The last thing Dean Berden of the Snover area expected to see when he walked out of his house last Wednesday, was an exceptionally long earthworm – 89 inches long, yes that is right, 89 inches long.
As an organic farmer, earthworms are what you want to see, in fact, any crop farmer will tell you that his/her soil is in much better condition when you can count the earthworms in the soil.
The worms make underground tunnels, which allow water to seep into the soil more easily – the tunnels also help with aeriation, which in turn brings oxygen to the roots. Earthworms enjoy eating dirt, and pull out nutrients from the leaves and roots that are in the dirt. They break down these nutrients and deposit them back into the dirt through their waste.

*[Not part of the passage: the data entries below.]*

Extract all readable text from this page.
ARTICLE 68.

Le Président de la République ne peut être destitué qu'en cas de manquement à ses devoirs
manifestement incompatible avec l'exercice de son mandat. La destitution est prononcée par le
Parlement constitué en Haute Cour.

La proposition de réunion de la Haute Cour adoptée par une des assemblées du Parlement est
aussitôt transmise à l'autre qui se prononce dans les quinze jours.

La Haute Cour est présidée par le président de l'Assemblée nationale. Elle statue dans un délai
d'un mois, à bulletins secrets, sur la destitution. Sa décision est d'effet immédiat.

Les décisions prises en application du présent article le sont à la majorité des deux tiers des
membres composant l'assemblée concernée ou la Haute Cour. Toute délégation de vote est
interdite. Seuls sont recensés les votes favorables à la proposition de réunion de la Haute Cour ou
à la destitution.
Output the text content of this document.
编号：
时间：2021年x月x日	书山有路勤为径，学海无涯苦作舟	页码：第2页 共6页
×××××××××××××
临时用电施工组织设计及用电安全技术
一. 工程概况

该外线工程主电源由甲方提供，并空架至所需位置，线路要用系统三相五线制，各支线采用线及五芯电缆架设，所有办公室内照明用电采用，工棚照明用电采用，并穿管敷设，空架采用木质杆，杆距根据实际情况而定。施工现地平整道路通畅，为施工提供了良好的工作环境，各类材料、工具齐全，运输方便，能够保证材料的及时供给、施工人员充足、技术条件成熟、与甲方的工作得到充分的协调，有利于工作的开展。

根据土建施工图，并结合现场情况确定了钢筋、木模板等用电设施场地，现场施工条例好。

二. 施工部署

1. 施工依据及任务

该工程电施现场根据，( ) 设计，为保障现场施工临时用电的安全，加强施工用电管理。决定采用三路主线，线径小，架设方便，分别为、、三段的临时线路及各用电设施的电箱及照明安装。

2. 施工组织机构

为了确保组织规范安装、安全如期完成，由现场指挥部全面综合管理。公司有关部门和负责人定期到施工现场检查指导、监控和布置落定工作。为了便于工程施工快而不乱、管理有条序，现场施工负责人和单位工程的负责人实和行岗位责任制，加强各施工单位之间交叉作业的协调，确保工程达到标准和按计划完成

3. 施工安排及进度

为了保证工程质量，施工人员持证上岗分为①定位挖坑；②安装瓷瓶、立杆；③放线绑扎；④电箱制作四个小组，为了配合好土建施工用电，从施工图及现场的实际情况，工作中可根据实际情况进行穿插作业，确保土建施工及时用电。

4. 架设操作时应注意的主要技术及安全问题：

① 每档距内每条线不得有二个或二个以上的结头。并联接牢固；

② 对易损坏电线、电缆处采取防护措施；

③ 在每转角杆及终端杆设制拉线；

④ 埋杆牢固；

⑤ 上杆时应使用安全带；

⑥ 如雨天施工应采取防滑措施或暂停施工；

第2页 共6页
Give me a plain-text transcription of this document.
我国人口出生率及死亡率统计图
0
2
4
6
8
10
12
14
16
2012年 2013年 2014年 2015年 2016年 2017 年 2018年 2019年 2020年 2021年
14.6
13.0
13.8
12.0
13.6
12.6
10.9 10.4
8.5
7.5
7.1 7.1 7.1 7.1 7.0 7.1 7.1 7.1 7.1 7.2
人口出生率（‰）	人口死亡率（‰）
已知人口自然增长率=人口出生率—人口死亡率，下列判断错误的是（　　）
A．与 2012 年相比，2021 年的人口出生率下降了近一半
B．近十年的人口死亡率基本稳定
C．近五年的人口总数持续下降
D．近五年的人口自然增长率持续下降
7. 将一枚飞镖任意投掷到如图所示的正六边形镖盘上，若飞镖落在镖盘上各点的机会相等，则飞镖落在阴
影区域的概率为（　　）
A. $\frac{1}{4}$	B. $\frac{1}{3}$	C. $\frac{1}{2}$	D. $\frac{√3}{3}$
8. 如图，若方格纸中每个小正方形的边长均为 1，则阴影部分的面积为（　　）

If you’ve ever picked up a worm, they feel slimy, but they actually have hair-like bristles covering their body called setae. These bristles help the earthworm to travel and move around underground.
You may have heard that you can cut an earthworm in half and it will regenerate – it is true, but they do have a head, so it can only regenerate its missing body parts, it cannot become two worms.
Earthworms are hermaphrodic – they have the role of both male and female for reproduction, but they aren’t self-fertilizing, they still need to mate. The earthworm builds a coccon and anywhere from 2-4 weeks after mating, the babies crawl out of the cocoon.
The worms don’t have lungs, they breathe through their skin. The worm’s body is permeable, which means that fluids and air are absorbed into them from the environment in which live.